Elle entend le feu vert, inspire à fond pour gonfler ses poumons et bloque sa respiration alors que son doigt glisse doucement vers la queue de détente. Lorsqu'elle fait feu, son père veille l'impact avec le monoculaire et lui fait un rapport sur le tir.
- Un clic à gauche.
Carmen tourne la mollette suivant les consignes d'Alonso et prépare à nouveau son tir.
- Encore un à gauche. Le vent forcit.
Elle compense à un clic de plus et gonfle à nouveau ses poumons avant de bloquer sa respiration et de presser doucement la queue de détente. Cette fois, elle fait mouche et sa balle frappe légèrement à gauche du centre de la pierre.
- Joli tir. Mais en situation, tu n'auras pas le droit à l'erreur.
- Donne moi la distance.
- D'après le télémètre, 880 mètres.
- Trouve moi une cible. On a besoin d'entrainement tous les deux. Tes indications n'étaient pas bonnes sur mon premier tir.

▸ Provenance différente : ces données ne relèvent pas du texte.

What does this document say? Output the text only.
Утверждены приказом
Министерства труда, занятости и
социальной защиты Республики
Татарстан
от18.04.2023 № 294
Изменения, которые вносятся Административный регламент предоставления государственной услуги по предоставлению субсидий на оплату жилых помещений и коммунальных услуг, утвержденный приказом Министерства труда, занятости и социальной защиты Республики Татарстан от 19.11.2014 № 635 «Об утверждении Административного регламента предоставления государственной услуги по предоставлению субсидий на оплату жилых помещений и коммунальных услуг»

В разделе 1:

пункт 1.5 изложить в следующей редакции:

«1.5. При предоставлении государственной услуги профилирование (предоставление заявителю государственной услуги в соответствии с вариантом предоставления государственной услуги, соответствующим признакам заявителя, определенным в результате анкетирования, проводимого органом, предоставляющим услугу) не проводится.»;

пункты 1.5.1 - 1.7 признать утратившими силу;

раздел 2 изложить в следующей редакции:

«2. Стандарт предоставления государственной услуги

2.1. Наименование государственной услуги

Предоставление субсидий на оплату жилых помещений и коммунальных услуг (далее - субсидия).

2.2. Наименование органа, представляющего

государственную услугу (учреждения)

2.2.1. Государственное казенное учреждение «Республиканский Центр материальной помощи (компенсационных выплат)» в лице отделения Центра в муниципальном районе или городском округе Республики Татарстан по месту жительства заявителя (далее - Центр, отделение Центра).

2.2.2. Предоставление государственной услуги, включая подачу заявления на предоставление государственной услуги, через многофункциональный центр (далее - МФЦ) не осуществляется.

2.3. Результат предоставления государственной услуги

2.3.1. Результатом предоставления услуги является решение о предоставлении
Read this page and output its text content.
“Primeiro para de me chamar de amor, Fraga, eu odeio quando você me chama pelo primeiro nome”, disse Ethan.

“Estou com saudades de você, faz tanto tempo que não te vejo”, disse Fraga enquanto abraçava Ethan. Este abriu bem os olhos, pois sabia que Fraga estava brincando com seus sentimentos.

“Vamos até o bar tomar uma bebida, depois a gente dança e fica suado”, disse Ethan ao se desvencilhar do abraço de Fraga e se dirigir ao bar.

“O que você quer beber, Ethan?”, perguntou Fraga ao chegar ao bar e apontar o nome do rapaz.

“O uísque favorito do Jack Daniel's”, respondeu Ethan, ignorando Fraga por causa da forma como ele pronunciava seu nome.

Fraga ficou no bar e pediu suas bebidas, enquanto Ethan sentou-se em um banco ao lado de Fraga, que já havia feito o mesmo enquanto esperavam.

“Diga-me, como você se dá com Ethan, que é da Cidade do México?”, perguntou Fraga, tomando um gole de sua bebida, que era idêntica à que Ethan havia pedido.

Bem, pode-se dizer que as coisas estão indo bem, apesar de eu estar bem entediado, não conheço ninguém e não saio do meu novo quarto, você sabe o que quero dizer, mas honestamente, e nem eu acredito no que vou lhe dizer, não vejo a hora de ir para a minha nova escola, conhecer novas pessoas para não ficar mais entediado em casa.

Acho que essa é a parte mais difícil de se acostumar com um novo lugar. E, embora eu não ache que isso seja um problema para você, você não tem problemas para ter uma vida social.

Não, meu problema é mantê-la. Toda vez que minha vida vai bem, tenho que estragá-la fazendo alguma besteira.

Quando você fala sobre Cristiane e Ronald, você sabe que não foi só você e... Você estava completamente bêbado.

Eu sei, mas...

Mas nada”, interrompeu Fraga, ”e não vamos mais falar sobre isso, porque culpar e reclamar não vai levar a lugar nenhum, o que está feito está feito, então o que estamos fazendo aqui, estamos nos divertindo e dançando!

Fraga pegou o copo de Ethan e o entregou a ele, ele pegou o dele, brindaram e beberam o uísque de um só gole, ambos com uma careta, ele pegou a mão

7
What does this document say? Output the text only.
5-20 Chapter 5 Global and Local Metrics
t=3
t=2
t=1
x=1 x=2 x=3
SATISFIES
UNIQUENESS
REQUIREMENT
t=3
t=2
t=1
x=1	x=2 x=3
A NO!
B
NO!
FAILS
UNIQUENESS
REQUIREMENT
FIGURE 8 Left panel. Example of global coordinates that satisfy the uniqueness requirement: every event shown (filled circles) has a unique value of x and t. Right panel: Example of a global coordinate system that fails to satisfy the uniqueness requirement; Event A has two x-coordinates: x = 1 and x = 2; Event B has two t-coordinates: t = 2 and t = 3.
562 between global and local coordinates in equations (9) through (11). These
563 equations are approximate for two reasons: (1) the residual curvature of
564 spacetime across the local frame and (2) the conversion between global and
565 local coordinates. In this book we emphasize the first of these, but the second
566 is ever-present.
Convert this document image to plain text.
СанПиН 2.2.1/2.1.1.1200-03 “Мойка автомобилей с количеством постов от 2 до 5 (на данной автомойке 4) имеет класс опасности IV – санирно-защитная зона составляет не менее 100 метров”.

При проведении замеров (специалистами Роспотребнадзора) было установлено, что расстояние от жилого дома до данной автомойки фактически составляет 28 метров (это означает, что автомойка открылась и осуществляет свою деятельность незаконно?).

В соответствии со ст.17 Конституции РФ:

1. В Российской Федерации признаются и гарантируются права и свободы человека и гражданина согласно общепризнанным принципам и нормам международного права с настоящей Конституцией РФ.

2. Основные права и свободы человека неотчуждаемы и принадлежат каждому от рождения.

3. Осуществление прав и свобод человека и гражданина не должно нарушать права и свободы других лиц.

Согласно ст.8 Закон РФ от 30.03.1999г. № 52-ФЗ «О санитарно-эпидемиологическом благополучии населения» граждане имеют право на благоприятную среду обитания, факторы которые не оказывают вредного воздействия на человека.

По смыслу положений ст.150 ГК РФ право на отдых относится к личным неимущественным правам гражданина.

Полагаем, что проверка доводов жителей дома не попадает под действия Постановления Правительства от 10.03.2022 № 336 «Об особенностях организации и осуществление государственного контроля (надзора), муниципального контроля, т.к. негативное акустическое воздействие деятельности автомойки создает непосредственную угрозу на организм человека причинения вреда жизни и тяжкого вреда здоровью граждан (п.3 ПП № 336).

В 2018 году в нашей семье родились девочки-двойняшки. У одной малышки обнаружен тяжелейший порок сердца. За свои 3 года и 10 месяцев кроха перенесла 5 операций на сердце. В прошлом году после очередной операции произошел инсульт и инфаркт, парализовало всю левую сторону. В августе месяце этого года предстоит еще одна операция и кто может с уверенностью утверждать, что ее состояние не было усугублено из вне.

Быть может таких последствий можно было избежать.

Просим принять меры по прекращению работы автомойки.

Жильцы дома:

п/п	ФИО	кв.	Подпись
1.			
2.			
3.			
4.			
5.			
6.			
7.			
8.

- Pas plus de deux balles sur chaque nouvelle cible.
- J'attends tes indications.
Pendant une heure, ils changent de cible tous les deux tirs, variant les élévations et les distances. La précision des tirs s'améliore régulièrement jusqu'à ce que Carmen rate quatre tirs de suite.
- On va arrêter, tu fatigues.
- Non, ça va.
- C'est l'heure du debriefing, tu viens de me rater quatre tirs faciles.
- Ok, c'est toi qui décides.
Alors qu'elle se redresse, elle s'étire pour détendre ses épaules endolories et enlève ses protection auriculaires. C'est l'heure d'arrêter, Alonso a raison et sa fille le sait très bien.
- Tu ranges le fusil ?
- Je m'en occupe.
Laissant son père ranger le matériel, elle contemple la vue en gardant les bras croisés. La question qui lui tourne en rond dans la tête est de savoir si le moment venu elle sera capable de presser la détente pour ôter la vie à un homme, même si cet homme est une crapule responsable de la mort de sa mère.
- Carmen ?
- J'arrive !
Après un dernier regard à la nature, elle rejoint son père à la Jeep et prends la direction de la ville en discutant avec Alonso en évitant de parler de leur séance de tir.